Cara ini digunakan apabila seluruh riwayat itu menggunakan redaksi syarih, tetapi kualitas salah satunya tidak shalih. Misalnya dua riwayat kontradiktif yang berkaitan dengan diturunkannya ayat: Ad-Dhuha: 1-3,
- Artinya: "demi waktu matahari, dan demi malam apabila telah sunyi, Tuhanmu tidak meninggalkanmu dan tidak pula benci kepadamu.(QS.Ad-Dhuha: 1-3).
Adapun terhadap variasi riwayat dalam satu ayat, versi yang berkualitas, para ulama mengumukakan Langkah-langkah berikut ini:
- Mengambil versi riwayat yang shahih.
Cara ini mengambil bila terdapat dua versi riwayat tentang Asbab an-Nuzul suatu ayat, satu versi berkualitas shahih, sedangkan yang lainnya tidak. Misalnya dua versi riwayat kontradiktif untuk surah Ad-Dhuha ayat 1-3.
- Melakukan studi selektif(tarjih)
Langkah ini diambil bila kedua versi yang berbeda itu kualitasnya sama-sama shahih. Contoh hadist bukhari fan hadist Tirmidzi yang berkaitan dengan turunnya ayat tentang roh. Kedua riwayat  tersebut sama-sama shahih. Akan tetapi, mayoritas ulama lebih mendahulukan hadist Bukhori daripada hadist Tirmidzi, karena hadist Bukhori lebih unggul sedangkan hadist Tirmidzi tidak unggul.
           Â
- Melakukan studi kompromi (jama')
Langkah ini diambil apabila kedua riwayat yang kontridiktif itu tidak mungkin dilakukan tarjih.
- Variasi ayat untuk satu sebab (Ta'addud Nazil wa As-Sabab Al-Wahid)
Terkadang suatu kejadian menjadi sebab turunnya, dua ayat atau lebih. Hal ini dalam 'Ulum Al-Qur'an disebut dengan "Ta'addud Nazil wa As-Sabab Al-Wahid". Contoh satu kejadian yang menjadi sebab bagi dua ayat yang diturunkan, sedangkan antara yang satu dengan yang lainnya berselang lama.
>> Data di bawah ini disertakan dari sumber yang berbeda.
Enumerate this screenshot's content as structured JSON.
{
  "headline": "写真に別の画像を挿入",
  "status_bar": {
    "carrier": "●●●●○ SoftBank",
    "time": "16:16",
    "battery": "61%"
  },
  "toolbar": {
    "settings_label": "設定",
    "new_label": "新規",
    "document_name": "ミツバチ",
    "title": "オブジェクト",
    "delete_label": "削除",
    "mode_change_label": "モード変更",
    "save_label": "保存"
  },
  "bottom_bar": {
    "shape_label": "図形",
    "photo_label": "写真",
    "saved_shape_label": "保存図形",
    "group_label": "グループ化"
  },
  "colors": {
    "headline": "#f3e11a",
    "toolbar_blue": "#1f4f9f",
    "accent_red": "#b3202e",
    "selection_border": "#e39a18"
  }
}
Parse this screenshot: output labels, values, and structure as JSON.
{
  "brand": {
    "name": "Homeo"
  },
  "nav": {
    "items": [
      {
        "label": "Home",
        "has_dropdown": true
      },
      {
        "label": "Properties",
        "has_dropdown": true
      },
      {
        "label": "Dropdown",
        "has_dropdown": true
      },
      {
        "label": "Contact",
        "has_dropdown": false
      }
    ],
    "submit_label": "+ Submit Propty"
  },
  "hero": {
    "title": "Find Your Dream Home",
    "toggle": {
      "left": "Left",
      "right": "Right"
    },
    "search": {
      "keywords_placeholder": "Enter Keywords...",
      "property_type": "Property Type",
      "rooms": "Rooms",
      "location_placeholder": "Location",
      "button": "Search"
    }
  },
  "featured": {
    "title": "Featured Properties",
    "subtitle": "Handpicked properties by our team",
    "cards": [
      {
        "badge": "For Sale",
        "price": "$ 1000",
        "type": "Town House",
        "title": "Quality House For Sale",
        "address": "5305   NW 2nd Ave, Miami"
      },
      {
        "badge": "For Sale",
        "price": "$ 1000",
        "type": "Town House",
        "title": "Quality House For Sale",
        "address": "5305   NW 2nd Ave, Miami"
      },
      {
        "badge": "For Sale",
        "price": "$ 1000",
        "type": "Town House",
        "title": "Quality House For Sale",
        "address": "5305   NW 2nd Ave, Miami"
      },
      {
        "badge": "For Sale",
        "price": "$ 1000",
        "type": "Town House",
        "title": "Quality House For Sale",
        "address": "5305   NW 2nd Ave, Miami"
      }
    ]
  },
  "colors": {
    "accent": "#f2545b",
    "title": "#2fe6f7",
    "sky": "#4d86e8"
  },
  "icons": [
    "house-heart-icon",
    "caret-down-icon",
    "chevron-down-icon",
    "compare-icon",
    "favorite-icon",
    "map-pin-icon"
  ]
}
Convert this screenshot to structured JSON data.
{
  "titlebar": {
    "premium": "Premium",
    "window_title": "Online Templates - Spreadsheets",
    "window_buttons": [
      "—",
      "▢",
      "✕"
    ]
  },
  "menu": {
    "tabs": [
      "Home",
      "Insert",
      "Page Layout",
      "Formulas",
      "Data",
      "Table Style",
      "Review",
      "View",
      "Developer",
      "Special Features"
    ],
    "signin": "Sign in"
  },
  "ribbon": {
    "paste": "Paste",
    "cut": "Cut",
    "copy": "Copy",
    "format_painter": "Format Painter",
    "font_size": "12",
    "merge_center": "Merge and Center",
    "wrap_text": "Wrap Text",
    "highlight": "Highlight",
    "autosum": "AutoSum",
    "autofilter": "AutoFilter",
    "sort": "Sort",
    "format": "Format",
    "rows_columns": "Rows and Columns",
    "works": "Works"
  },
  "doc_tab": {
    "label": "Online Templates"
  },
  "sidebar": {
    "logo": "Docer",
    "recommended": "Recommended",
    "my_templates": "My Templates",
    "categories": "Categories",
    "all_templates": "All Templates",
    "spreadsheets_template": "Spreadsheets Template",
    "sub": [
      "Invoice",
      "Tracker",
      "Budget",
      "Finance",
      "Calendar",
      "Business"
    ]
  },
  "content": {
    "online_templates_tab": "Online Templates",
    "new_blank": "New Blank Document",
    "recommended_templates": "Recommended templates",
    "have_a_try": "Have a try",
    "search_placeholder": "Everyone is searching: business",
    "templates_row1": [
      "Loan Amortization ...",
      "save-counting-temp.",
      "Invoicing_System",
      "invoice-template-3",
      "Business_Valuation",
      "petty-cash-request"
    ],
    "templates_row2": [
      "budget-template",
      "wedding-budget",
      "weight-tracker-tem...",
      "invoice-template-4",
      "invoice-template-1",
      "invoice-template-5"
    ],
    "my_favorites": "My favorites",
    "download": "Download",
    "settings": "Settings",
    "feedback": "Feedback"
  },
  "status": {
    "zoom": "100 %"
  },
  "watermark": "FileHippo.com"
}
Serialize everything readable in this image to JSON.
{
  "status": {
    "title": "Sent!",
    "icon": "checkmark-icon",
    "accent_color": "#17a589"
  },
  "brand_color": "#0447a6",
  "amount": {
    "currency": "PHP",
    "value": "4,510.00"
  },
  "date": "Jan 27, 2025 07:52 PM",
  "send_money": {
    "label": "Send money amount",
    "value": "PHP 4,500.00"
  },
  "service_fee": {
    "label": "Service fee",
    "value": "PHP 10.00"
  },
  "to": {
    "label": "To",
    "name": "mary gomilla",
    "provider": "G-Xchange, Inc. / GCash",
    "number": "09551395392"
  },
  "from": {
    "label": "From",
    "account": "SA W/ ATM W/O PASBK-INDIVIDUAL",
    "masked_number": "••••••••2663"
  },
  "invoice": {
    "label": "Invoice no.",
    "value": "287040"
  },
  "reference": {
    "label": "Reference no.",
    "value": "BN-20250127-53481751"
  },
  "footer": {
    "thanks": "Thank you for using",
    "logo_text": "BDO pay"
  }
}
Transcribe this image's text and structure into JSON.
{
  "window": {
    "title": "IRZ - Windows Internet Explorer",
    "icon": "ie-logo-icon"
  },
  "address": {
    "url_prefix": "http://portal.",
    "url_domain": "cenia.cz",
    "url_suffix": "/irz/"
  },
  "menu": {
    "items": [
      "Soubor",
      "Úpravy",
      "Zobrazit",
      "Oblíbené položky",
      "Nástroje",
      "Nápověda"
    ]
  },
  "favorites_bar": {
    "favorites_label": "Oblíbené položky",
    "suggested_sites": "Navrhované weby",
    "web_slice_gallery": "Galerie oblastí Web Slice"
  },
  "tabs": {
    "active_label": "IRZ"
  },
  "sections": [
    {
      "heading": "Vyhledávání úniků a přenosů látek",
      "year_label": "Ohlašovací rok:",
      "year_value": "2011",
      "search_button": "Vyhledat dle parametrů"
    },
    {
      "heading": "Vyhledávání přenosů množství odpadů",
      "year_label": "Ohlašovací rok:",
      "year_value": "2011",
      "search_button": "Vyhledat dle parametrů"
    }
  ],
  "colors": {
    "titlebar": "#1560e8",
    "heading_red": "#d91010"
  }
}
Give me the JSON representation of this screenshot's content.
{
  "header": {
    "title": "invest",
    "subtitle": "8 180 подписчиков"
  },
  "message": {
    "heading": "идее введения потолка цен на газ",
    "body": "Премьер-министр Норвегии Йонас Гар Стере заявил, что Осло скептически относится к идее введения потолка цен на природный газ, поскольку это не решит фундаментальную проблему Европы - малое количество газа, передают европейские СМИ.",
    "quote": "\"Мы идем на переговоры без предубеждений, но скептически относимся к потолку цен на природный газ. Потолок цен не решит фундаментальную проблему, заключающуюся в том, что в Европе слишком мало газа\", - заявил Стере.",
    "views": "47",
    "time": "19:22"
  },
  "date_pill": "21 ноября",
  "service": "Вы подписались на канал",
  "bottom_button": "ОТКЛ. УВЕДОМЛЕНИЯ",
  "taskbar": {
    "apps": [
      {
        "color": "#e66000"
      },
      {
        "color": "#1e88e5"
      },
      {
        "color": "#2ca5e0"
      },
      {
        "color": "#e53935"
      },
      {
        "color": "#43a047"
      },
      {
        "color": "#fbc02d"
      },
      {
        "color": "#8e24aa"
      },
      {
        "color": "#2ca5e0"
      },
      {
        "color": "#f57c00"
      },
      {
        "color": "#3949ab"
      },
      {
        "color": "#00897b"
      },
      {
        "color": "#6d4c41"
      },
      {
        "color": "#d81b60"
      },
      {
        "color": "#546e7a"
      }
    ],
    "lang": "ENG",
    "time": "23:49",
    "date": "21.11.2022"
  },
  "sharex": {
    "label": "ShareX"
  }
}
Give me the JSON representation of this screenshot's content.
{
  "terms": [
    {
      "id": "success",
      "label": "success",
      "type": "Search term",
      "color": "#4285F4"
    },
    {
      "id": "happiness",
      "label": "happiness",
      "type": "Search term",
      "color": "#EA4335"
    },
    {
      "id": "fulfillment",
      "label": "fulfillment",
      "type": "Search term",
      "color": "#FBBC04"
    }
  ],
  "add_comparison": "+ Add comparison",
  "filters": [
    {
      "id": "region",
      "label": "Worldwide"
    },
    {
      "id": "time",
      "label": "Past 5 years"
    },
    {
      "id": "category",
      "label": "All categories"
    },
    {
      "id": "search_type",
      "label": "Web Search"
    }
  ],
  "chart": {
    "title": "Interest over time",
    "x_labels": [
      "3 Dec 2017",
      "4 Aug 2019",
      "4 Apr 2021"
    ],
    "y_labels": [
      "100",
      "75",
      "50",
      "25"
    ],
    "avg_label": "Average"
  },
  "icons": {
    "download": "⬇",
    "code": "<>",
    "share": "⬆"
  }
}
C. Ungkapan-ungkapan Asbabun Nuzul
      Adapun ungkapan yang menunjukkan Asbabun Nuzul. Ada tiga ungkapan yang menunjukkan Asbabun Nuzul, yaitu, sebagai berikut:
- (Sebab turunnya ayat ini adalah...). Apabila suatu peristiwa didahului oleh ungkapan ini maka tidak dapat diragukan lagi bahwa peristiwa itu merupakan Asbabaun Nuzul ayat sebelumnya.
- Tidak menggunakan kata (sababu) seperti diatas. Akan tetapi menggunakan ungkapan "Fatarolat" atau "Faatrallahu", yang dimulai dengan Fa' setelah peristiwa dijelaskan.
- Ungkapan yang tidak menggunakan kata "Sabab" dan juga Fa' setelah peristiwa. Akan tetapi ia menggunakan kata Fii sebelum menjelaskan peristiwa.
4. Urgensi Ilmu Asbabun Nuzul
      Az-Zarqani dan As-Suyuti menjelaskan adanya halangan yang berpendapat bahwa mengetahui Asbabun Nuzul merupakan hal yang sia-sia dalam memahami AL-qur'an.  Az-Zarqani mengemukakan urgensi Asbabun Nuzul dalam mamahami Al-Qur'an, sebagai berikut:
- Membantu dalam memahami sekaligus mengatasi ketidakpastian dalam manangkap pesan ayat-ayat AL-qur'an.
- Mengatasi keraguan ayat yang diduga mengandung pengertian umum.
- Mengkhususkan hukum yang terkandung dalam ayat AL-qur'an, bagi ulama yang berpendapat bahwa yang menjadi pegangan adalah sebab yang bersifat khusus dan bukan lafadz yang bersifat umum.
- Mengidentifikasikan pelaku yang menyebabkan Al-Qur'an turun.
- Memudahkan untuk menghafal dan memahami ayat, serta untuk memantapkan wahyu kedalam hati orang yang mendengarnya.